"You'll not go one step to school till you do," said her aunt.
"I don't care; I don't want to go, when I don't know my lessons."
"Then you shall go! Just take your bonnet, and start this minute. I'll make you do something I bid you," said her aunt.
Ella obeyed, only too glad to get rid of doing her work over again; though she had spoken truly in saying that she did not care to go to school without knowing her lessons.
"The most high-tempered, obstinate child that ever breathed," said aunt Prudence, turning away from the window, where she had been standing to watch Ella out of the gate.

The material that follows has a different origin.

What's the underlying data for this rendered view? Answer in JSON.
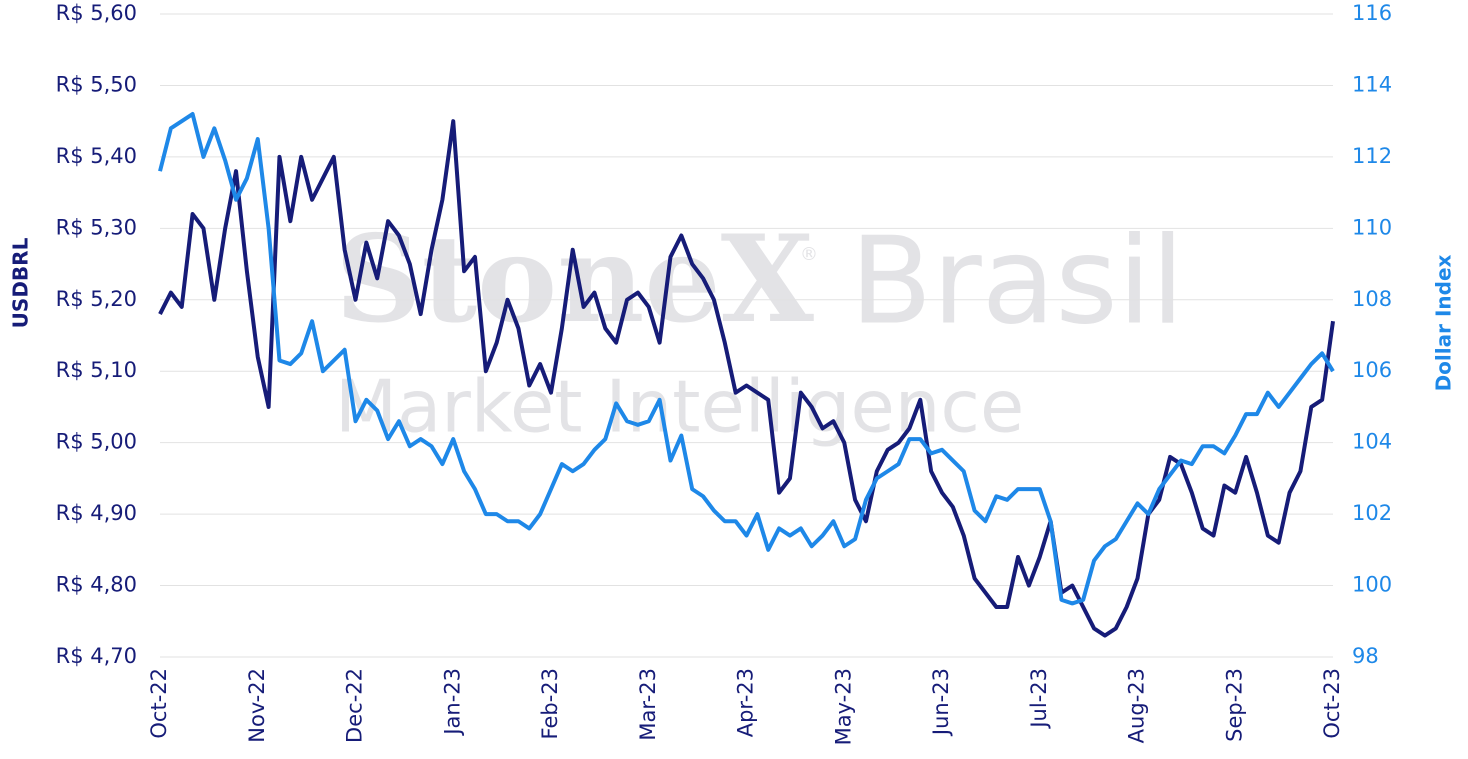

"Now," said Ella, talking to herself, as she had a habit of doing, as she walked slowly along: "I can't get to school in time, and I'll be sure to get a bad mark for attendance anyhow, so I may just as well walk a little slower, and get my spelling lesson as I go along."
Ella had a very retentive memory, and was quite a good speller for a child of her age, and as the lesson happened to be an easy one, she had learned it quite perfectly by the time she had reached the school-house door. The opening exercises were quite over when Ella entered the room. Miss Layton looked up as she came in, and motioned to her to come to her.
"How has it happened that you are so late this morning, my child?" said she.
"I couldn't help it, Miss Layton; aunt Prudence made me stay to mend my dress."